Using Groovy to Parse Application Logs for Performance Data
Jul 08 2009
Groovy came in handy for me once again last week when I was tasked with aggregating performance data from application logs. The logs were concatenated together into one file that totalled over 2 million lines. Interspersed throughout the logs were performance timer entries. Each entry included a timestamp, a string for tagging the line as a performance timer entry, the name of the object and method called, and the number of milliseconds elapsed for the method's execution.
Performance tests were run over a two-day period under various loads. For analysis purposes we wanted to see each method's average run time for each set of conditions, so we needed a way to look at aggregated data for specified time periods. The results would be output to a CSV format for easy integration with an Excel worksheet. Finally, we didn't want to spend too much time on creating a script since it wouldn't really be reuseable outside the context of this project, due to the specific formatting of the performance timing entries.
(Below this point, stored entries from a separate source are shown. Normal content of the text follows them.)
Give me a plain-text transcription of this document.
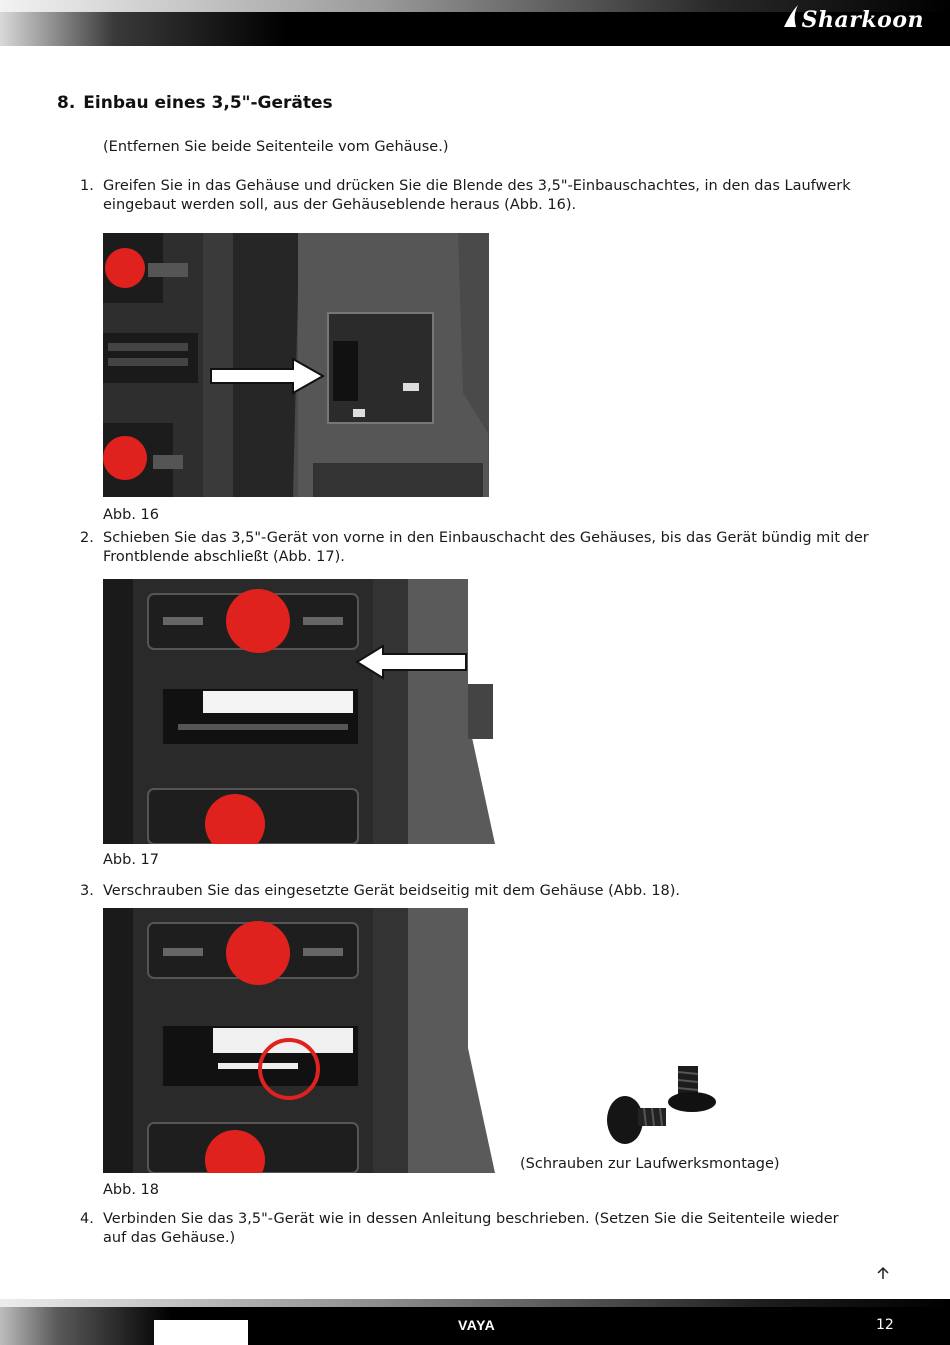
Sharkoon
8. Einbau eines 3,5"-Gerätes
(Entfernen Sie beide Seitenteile vom Gehäuse.)
1. Greifen Sie in das Gehäuse und drücken Sie die Blende des 3,5"-Einbauschachtes, in den das Laufwerk
eingebaut werden soll, aus der Gehäuseblende heraus (Abb. 16).
Abb. 16
2. Schieben Sie das 3,5"-Gerät von vorne in den Einbauschacht des Gehäuses, bis das Gerät bündig mit der
Frontblende abschließt (Abb. 17).
Abb. 17
3. Verschrauben Sie das eingesetzte Gerät beidseitig mit dem Gehäuse (Abb. 18).
(Schrauben zur Laufwerksmontage)
Abb. 18
4. Verbinden Sie das 3,5"-Gerät wie in dessen Anleitung beschrieben. (Setzen Sie die Seitenteile wieder
auf das Gehäuse.)
VAYA	12
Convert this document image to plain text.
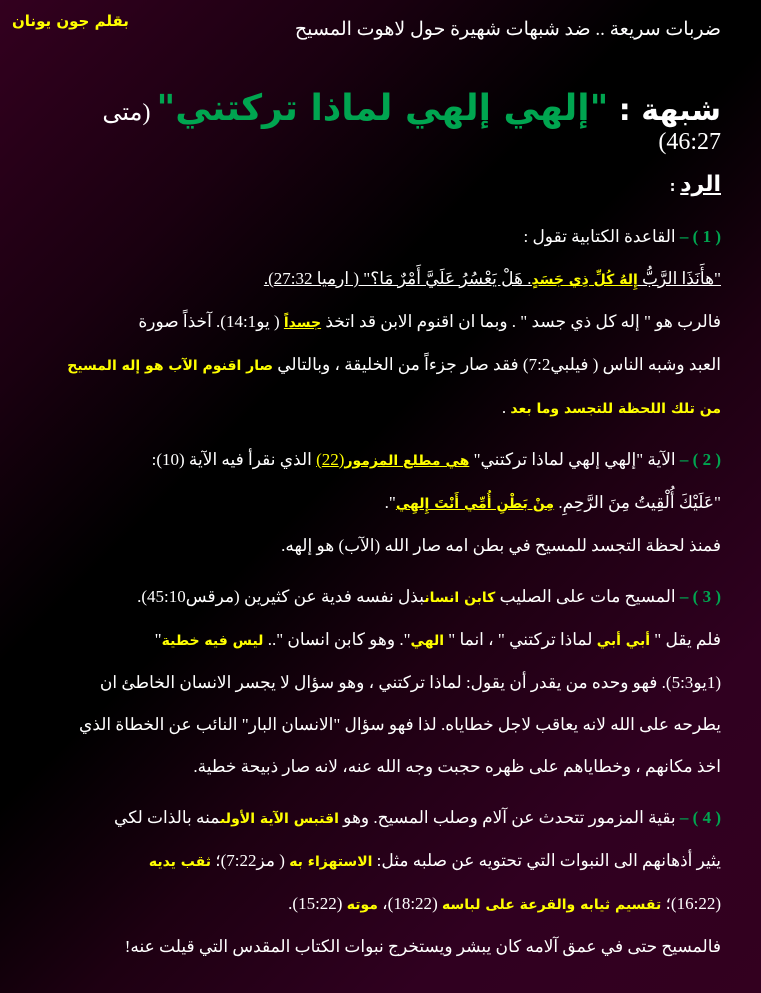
ضربات سريعة .. ضد شبهات شهيرة حول لاهوت المسيح
بقلم جون يونان
شبهة : "إلهي إلهي لماذا تركتني" (متى 46:27)
الرد :
( 1 ) – القاعدة الكتابية تقول :
"هأَنَذَا الرَّبُّ إِلهُ كُلِّ ذِي جَسَدٍ. هَلْ يَعْسُرُ عَلَيَّ أَمْرٌ مَا؟" ( ارميا 27:32).
فالرب هو " إله كل ذي جسد " . وبما ان اقنوم الابن قد اتخذ جسداً ( يو14:1). آخذاً صورة
العبد وشبه الناس ( فيلبي7:2) فقد صار جزءاً من الخليقة ، وبالتالي صار اقنوم الآب هو إله المسيح
من تلك اللحظة للتجسد وما بعد .
( 2 ) – الآية "إلهي إلهي لماذا تركتني" هي مطلع المزمور(22) الذي نقرأ فيه الآية (10):
"عَلَيْكَ أُلْقِيتُ مِنَ الرَّحِمِ. مِنْ بَطْنِ أُمِّي أَنْتَ إِلهِي".
فمنذ لحظة التجسد للمسيح في بطن امه صار الله (الآب) هو إلهه.
( 3 ) – المسيح مات على الصليب كابن انسانبذل نفسه فدية عن كثيرين (مرقس45:10).
فلم يقل " أبي أبي لماذا تركتني " ، انما " الهي". وهو كابن انسان ".. ليس فيه خطية"
(1يو5:3). فهو وحده من يقدر أن يقول: لماذا تركتني ، وهو سؤال لا يجسر الانسان الخاطئ ان
يطرحه على الله لانه يعاقب لاجل خطاياه. لذا فهو سؤال "الانسان البار" النائب عن الخطاة الذي
اخذ مكانهم ، وخطاياهم على ظهره حجبت وجه الله عنه، لانه صار ذبيحة خطية.
( 4 ) – بقية المزمور تتحدث عن آلام وصلب المسيح. وهو اقتبس الآية الأولىمنه بالذات لكي
يثير أذهانهم الى النبوات التي تحتويه عن صلبه مثل: الاستهزاء به ( مز7:22)؛ ثقب يديه
(16:22)؛ تقسيم ثيابه والقرعة على لباسه (18:22)، موته (15:22).
فالمسيح حتى في عمق آلامه كان يبشر ويستخرج نبوات الكتاب المقدس التي قيلت عنه!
I chose Groovy for the following reasons:
- I'm comfortable with Java, and Groovy is a superset of Java.
- It's a scripting language, so I can have code that executes outside of an object model.
- Supports closures as well as some handy convenience methods.
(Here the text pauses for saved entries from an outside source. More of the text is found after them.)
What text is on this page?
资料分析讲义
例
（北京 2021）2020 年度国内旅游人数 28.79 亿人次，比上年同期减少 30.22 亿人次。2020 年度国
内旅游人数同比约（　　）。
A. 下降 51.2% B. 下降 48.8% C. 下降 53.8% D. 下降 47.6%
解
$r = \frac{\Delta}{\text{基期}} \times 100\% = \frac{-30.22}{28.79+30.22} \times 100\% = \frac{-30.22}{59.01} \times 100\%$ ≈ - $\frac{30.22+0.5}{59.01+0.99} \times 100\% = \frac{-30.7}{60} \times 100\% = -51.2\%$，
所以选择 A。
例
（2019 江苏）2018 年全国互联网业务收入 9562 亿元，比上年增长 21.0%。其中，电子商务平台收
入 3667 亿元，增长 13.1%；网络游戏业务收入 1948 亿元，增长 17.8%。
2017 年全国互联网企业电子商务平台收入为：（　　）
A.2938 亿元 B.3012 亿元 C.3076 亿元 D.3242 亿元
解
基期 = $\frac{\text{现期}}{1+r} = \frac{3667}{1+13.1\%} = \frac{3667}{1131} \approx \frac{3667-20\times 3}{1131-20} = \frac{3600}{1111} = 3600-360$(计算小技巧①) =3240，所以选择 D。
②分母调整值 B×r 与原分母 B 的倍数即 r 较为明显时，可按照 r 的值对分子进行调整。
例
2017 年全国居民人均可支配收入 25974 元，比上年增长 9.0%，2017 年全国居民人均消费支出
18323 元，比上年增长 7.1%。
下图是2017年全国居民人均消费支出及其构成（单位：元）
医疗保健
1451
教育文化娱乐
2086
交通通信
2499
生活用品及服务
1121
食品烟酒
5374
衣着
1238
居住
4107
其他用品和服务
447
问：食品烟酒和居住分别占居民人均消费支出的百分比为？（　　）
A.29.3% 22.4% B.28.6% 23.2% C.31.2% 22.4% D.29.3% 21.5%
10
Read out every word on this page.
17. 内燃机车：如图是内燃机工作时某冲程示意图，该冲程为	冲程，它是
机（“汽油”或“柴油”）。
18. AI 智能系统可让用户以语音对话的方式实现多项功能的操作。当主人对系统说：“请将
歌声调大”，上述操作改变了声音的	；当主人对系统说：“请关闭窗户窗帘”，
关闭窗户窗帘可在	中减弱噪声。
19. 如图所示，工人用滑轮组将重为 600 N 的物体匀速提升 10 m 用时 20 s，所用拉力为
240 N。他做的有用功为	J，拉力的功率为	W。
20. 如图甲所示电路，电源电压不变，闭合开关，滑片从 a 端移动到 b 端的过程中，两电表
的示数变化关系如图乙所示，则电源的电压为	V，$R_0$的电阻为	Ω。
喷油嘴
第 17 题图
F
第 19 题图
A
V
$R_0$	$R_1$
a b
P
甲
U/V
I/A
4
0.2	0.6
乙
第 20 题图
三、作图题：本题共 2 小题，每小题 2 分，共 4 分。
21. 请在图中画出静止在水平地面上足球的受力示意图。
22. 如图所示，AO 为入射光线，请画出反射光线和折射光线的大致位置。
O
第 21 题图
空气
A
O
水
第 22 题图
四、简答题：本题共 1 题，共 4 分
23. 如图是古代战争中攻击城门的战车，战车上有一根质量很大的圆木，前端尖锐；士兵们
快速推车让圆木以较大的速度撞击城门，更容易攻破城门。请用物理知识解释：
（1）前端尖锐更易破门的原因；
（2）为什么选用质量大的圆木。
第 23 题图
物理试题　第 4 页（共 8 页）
- Allows me to use objects and classes as necessary.
I created a Groovy script that took four arguments:
- Start time
- End time
- Input file (the log)
- Output file
The script reads through every line in the log file. Working with file reader input streams is always a fairly straightforward exercise, but it's even quicker and easier with Groovy:
File file = new File(inFile) // inFile is a string file name
file.eachLine(parse) // parse is the name of a closure
Inside the closure, the it keyword is used to refer to the line (String) that was passed in:
nTimer = it.indexOf("PERF-TIMER]") + 12 // length of "PERF-TIMER"
The parse closure is where all the action is. The algorithm is specific to the unique performance timer entries for this project, checking each line for a "PERF-TIMER" string, then for the timestamp. It then determines if the timestamp falls between the times specified by the input arguments, and proceeds from there.
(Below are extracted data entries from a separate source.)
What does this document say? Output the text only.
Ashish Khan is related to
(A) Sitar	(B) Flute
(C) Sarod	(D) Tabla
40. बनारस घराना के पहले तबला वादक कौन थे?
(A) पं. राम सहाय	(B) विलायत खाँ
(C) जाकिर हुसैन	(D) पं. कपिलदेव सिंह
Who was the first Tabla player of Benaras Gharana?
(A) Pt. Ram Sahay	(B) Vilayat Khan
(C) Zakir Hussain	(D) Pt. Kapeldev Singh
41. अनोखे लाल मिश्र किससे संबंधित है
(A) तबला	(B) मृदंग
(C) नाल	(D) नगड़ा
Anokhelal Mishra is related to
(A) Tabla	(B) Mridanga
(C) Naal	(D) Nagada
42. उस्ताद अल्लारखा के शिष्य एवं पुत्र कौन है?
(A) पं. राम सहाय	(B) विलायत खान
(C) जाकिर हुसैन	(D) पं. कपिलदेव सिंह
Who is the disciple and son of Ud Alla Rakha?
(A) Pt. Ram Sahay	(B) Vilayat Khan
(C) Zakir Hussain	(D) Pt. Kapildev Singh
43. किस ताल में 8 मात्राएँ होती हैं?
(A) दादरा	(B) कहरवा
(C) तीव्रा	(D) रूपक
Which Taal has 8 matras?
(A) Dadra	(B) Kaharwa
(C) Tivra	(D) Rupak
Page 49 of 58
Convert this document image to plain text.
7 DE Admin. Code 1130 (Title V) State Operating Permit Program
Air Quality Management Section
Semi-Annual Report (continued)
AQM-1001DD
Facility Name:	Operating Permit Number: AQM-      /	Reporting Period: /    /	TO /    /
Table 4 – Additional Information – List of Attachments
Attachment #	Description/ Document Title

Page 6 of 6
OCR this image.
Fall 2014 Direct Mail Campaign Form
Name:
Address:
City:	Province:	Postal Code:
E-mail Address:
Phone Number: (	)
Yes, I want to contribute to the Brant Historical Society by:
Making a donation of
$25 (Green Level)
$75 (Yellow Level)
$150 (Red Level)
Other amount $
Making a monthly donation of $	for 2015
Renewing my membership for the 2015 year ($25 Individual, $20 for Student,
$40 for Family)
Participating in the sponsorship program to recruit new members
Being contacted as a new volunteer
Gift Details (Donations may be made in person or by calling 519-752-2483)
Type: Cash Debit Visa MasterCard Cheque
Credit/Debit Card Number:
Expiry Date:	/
Outside the closure, I defined a class to store method data:
class MethodData {
long nCount = 0
long msTotal = 0 // total milliseconds
String methodName
void add(String ms) {
nCount++
int i = Integer.parseInt(ms.trim())
msTotal += i
}
double avg() {
return msTotal / nCount
}
String toString() {
return methodName + "," + nCount + "," + msTotal + "," + avg() + "\n"
}
}
Back inside the closure, the method name is extracted from the performance timer entry and used as a key for a Map object. If data has already been captured for a given method, the milliseconds data is just added to the total. Otherwise, a new object is created and put into the Map:
if (map.containsKey(strMethodName)) {
(MethodData)(map.get(strMethodName)).add(strMilliseconds)
} else {
data = new MethodData()
data.methodName = strMethodName
data.add(strMilliseconds)
map.put(strMethodName, data)
}
All this working with performance data got me thinking: how would the Groovy script itself perform?
Running the script from an Eclipse console on a MacBook Pro (4 GB memory), it went through a 260 MB log file with 2.003 million lines in just over 64 seconds. That's about 4 MB per second, or .03 milliseconds per record. Not bad, certainly acceptable for my purposes.